Konrad Seifert » 23 Aug 2016 »
Thanks for your great articles, Malcolm! I do enjoy your perspective quite a lot.
I actually think that what you’re writing about is something deeply rooted in, especially, the American culture. Let’s put aside the reaction with your mother, that one definitely is not purely linked to my comment, as motherly empathy is another thing. The two might be correlated though.
Caveat: I have lived in Nashville and only experienced everywhere else in the US on travels.
Americans love to be overly friendly for the sake of being overly friendly. You get asked “what’s up?” without people expecting a reply; If you are associated with something great that has taken place you get showered with “awww, so great”, “damn bro, that’s awesome”, “10/10 person”, “keep being amazing” and alike (slight hyperbole); You have something presumably bad that happens and it goes into the other direction (“I feel you” is among the worst things in this category imo).

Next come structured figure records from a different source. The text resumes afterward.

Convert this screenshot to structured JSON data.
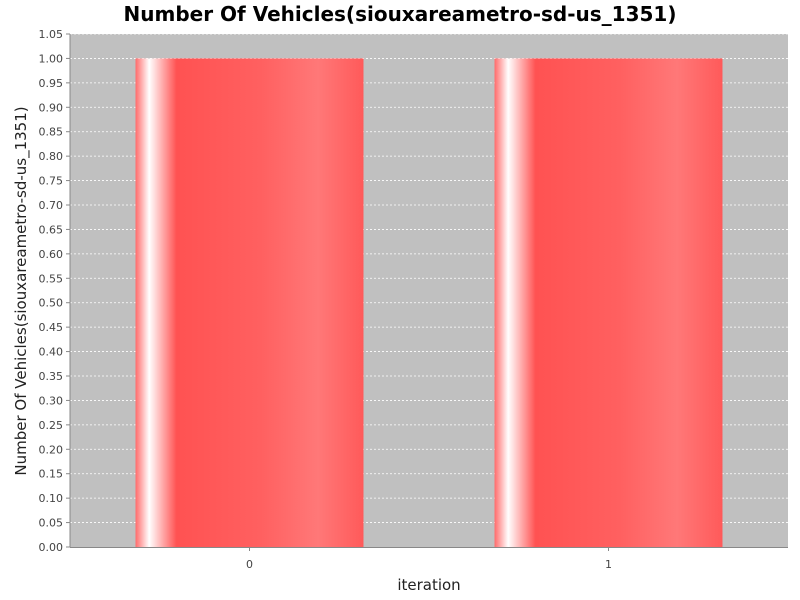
{
  "chart_data": {
    "type": "bar",
    "title": "Number Of Vehicles(siouxareametro-sd-us_1351)",
    "xlabel": "iteration",
    "ylabel": "Number Of Vehicles(siouxareametro-sd-us_1351)",
    "categories": [
      "0",
      "1"
    ],
    "values": [
      1.0,
      1.0
    ],
    "ylim": [
      0,
      1.05
    ],
    "yticks": [
      "0.00",
      "0.05",
      "0.10",
      "0.15",
      "0.20",
      "0.25",
      "0.30",
      "0.35",
      "0.40",
      "0.45",
      "0.50",
      "0.55",
      "0.60",
      "0.65",
      "0.70",
      "0.75",
      "0.80",
      "0.85",
      "0.90",
      "0.95",
      "1.00",
      "1.05"
    ],
    "grid": true,
    "legend": "none",
    "colors": {
      "plot_background": "#c0c0c0",
      "bar": "#ff5555",
      "bar_highlight": "#ffffff",
      "gridline": "#ffffff"
    }
  }
}
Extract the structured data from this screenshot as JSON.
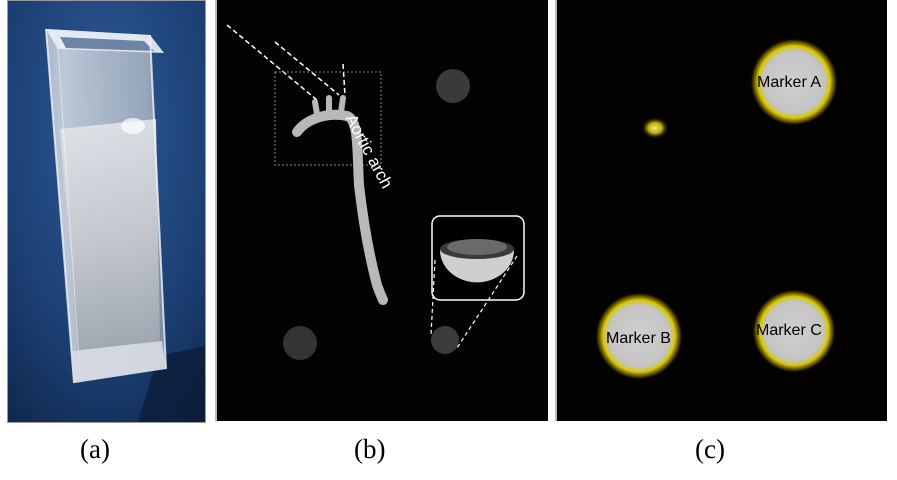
{
  "figure": {
    "captions": {
      "a": "(a)",
      "b": "(b)",
      "c": "(c)"
    },
    "panel_b": {
      "vessel_label": "Aortic arch"
    },
    "panel_c": {
      "marker_a": "Marker A",
      "marker_b": "Marker B",
      "marker_c": "Marker C"
    },
    "colors": {
      "panel_a_background": "#1c3f73",
      "panel_b_background": "#030303",
      "panel_c_background": "#030200",
      "marker_glow": "#d8c800"
    }
  }
}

In Bible Belt culture, speech is full with superlatives and emotional expressions and their use has gotten more and more detached from their actual meanings and whatever those where initially associated with. A lot of people appreciate the vocal expression of emotions very much, it’s a way to connect with others and through over-use of it, people have lost the connection to what those things are actually meant to express and therefore have no way of judging whether this really is the appropriate use. It’s just so common to react like that, that there’s little to no reflection about what it really means.
When someone over-empathises with you vocally, not only is that really annoying and useless, but also they most likely do not really empathise with your experience – they simulate something that through speech has been taken to the extreme but no one ever really experienced. And worse, they don’t really sympathise with you as a person but, due to over use, it has also just become a rather shallow, automatic reaction. The words coming out of their mouths have by far less meaning for the speaker than they have for the listener in this case. That’s the issue.

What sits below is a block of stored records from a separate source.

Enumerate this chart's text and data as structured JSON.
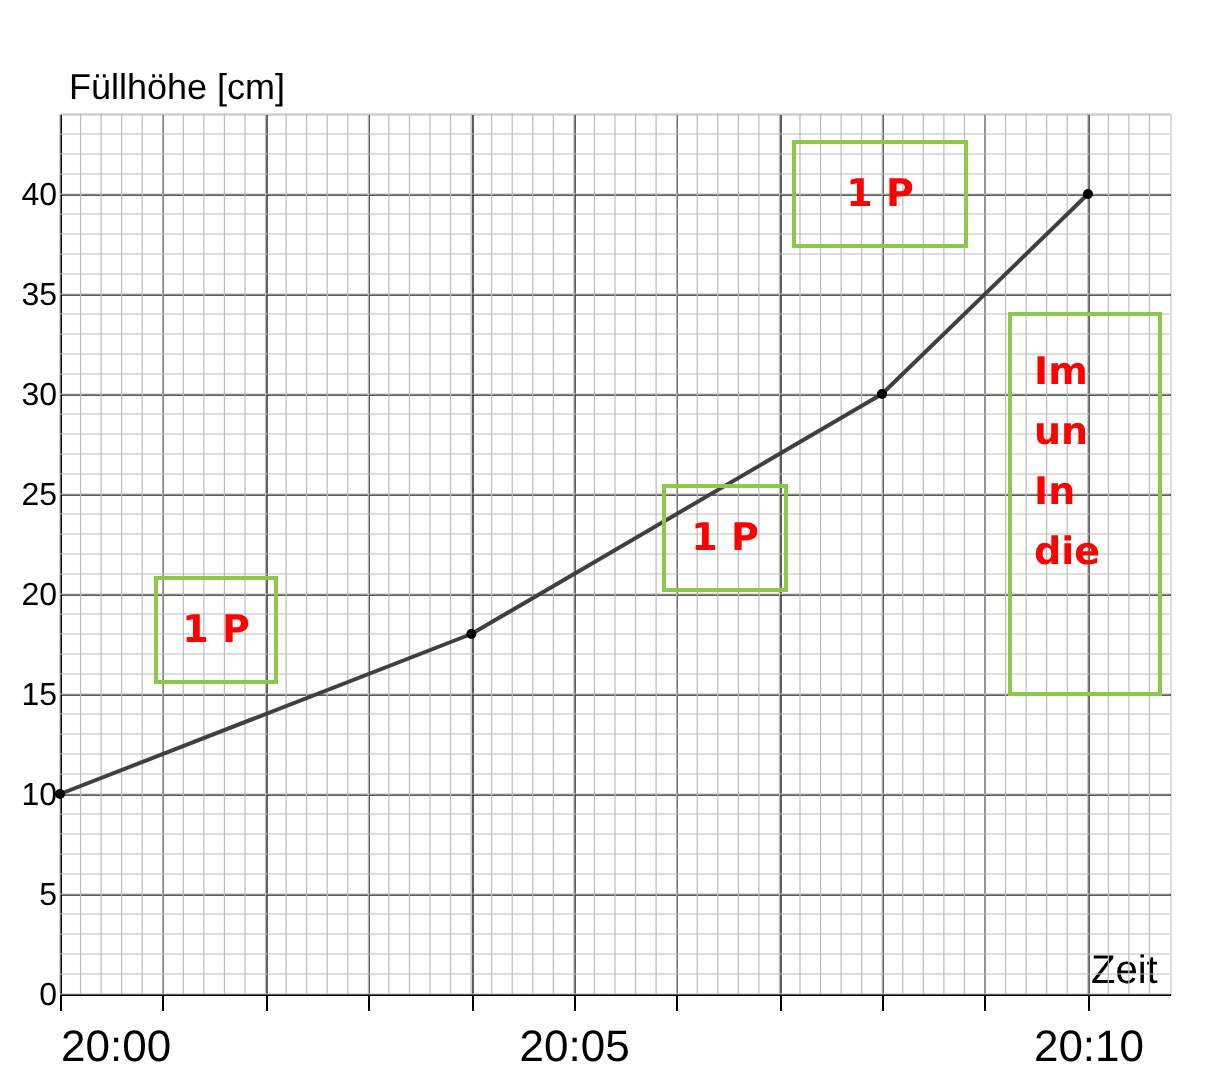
{
  "chart_data": {
    "type": "line",
    "xlabel": "Zeit",
    "ylabel": "Füllhöhe [cm]",
    "x": [
      20.0,
      20.0667,
      20.1333,
      20.1667
    ],
    "series": [
      {
        "color": "#404040",
        "values": [
          10,
          18,
          30,
          40
        ]
      }
    ],
    "marker": "circle",
    "line_style": "solid",
    "grid": true,
    "xlim": [
      20.0,
      20.18
    ],
    "xticks": [
      {
        "value": 20.0,
        "label": "20:00"
      },
      {
        "value": 20.0167,
        "label": null
      },
      {
        "value": 20.0333,
        "label": null
      },
      {
        "value": 20.05,
        "label": null
      },
      {
        "value": 20.0667,
        "label": null
      },
      {
        "value": 20.0833,
        "label": "20:05"
      },
      {
        "value": 20.1,
        "label": null
      },
      {
        "value": 20.1167,
        "label": null
      },
      {
        "value": 20.1333,
        "label": null
      },
      {
        "value": 20.15,
        "label": null
      },
      {
        "value": 20.1667,
        "label": "20:10"
      }
    ],
    "ylim": [
      0,
      44
    ],
    "yticks": [
      0,
      5,
      10,
      15,
      20,
      25,
      30,
      35,
      40
    ],
    "annotations": [
      "1 P",
      "1 P",
      "1 P",
      "Im\nun\n\nIn\ndie"
    ]
  }
}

Jack Colwell » 25 Aug 2016 »
Malcolm
I found your blog post both interesting and perplexing. I went for my morning walk and happened to listen to this podcast on frame of reference.
http://www.npr.org/podcasts/510307/invisibilia
I wonder how you would think about your mother’s “over empathizing” with a frame of reference more like hers? Does your mother find reward through the connection she experiences with you by empathizing? Would it be beneficial to figure out how to minimize her experience? Would it be good to affirm and appreciate her experience?
Jack
Malcolm » 25 Aug 2016 »
Great to hear from you 🙂 I’ll check out that podcast during one of my next workouts.

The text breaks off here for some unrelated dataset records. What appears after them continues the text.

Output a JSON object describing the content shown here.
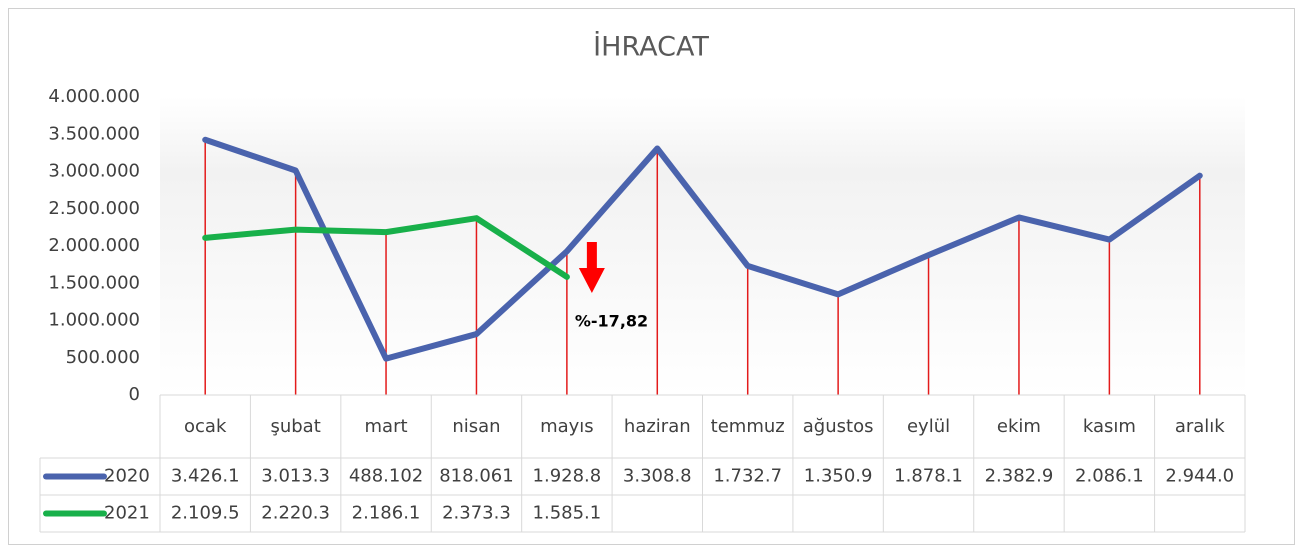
{
  "chart_data": {
    "type": "line",
    "title": "İHRACAT",
    "categories": [
      "ocak",
      "şubat",
      "mart",
      "nisan",
      "mayıs",
      "haziran",
      "temmuz",
      "ağustos",
      "eylül",
      "ekim",
      "kasım",
      "aralık"
    ],
    "series": [
      {
        "name": "2020",
        "color": "#4a63ad",
        "values": [
          3426100,
          3013300,
          488102,
          818061,
          1928800,
          3308800,
          1732700,
          1350900,
          1878100,
          2382900,
          2086100,
          2944000
        ],
        "value_labels": [
          "3.426.1",
          "3.013.3",
          "488.102",
          "818.061",
          "1.928.8",
          "3.308.8",
          "1.732.7",
          "1.350.9",
          "1.878.1",
          "2.382.9",
          "2.086.1",
          "2.944.0"
        ]
      },
      {
        "name": "2021",
        "color": "#18b04a",
        "values": [
          2109500,
          2220300,
          2186100,
          2373300,
          1585100,
          null,
          null,
          null,
          null,
          null,
          null,
          null
        ],
        "value_labels": [
          "2.109.5",
          "2.220.3",
          "2.186.1",
          "2.373.3",
          "1.585.1",
          null,
          null,
          null,
          null,
          null,
          null,
          null
        ]
      }
    ],
    "ylim": [
      0,
      4000000
    ],
    "yticks": [
      0,
      {
        "value": 500000,
        "label": "500.000"
      },
      {
        "value": 1000000,
        "label": "1.000.000"
      },
      {
        "value": 1500000,
        "label": "1.500.000"
      },
      {
        "value": 2000000,
        "label": "2.000.000"
      },
      {
        "value": 2500000,
        "label": "2.500.000"
      },
      {
        "value": 3000000,
        "label": "3.000.000"
      },
      {
        "value": 3500000,
        "label": "3.500.000"
      },
      {
        "value": 4000000,
        "label": "4.000.000"
      }
    ],
    "drop_lines": true,
    "drop_line_color": "#e31b1b",
    "annotation": "%-17,82"
  }
}
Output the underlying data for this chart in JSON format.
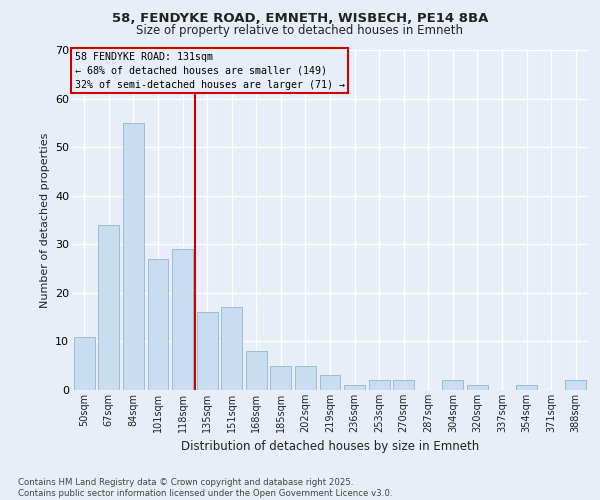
{
  "title_line1": "58, FENDYKE ROAD, EMNETH, WISBECH, PE14 8BA",
  "title_line2": "Size of property relative to detached houses in Emneth",
  "xlabel": "Distribution of detached houses by size in Emneth",
  "ylabel": "Number of detached properties",
  "categories": [
    "50sqm",
    "67sqm",
    "84sqm",
    "101sqm",
    "118sqm",
    "135sqm",
    "151sqm",
    "168sqm",
    "185sqm",
    "202sqm",
    "219sqm",
    "236sqm",
    "253sqm",
    "270sqm",
    "287sqm",
    "304sqm",
    "320sqm",
    "337sqm",
    "354sqm",
    "371sqm",
    "388sqm"
  ],
  "values": [
    11,
    34,
    55,
    27,
    29,
    16,
    17,
    8,
    5,
    5,
    3,
    1,
    2,
    2,
    0,
    2,
    1,
    0,
    1,
    0,
    2
  ],
  "bar_color": "#c8ddf0",
  "bar_edge_color": "#9bbcd6",
  "marker_label_line1": "58 FENDYKE ROAD: 131sqm",
  "marker_label_line2": "← 68% of detached houses are smaller (149)",
  "marker_label_line3": "32% of semi-detached houses are larger (71) →",
  "marker_line_color": "#cc0000",
  "annotation_box_color": "#cc0000",
  "background_color": "#e8eef8",
  "grid_color": "#ffffff",
  "ylim": [
    0,
    70
  ],
  "yticks": [
    0,
    10,
    20,
    30,
    40,
    50,
    60,
    70
  ],
  "footnote_line1": "Contains HM Land Registry data © Crown copyright and database right 2025.",
  "footnote_line2": "Contains public sector information licensed under the Open Government Licence v3.0."
}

It’s a good question. I think my mother is potentially an edge case, because parents are perhaps wired to experience visceral pain when their children are in pain, and I think that’s the primary thing going on for her. I guess there’s also a strong desire to comfort me, to make me feel better, and an implicit belief that the way to do that is to respond in the way described in the post. I would hazard that the mental motion here is something like trying to validate the pain, and affirm that my being hurt matters.
I’m not sure exactly what it makes sense to do, in the frames that you describe, but I think that the main thing is to send her reassurance that I’m okay (in much the same way I might do if something fell and made a smashing sound and there was someone in an adjacent room). That would allow her to relax.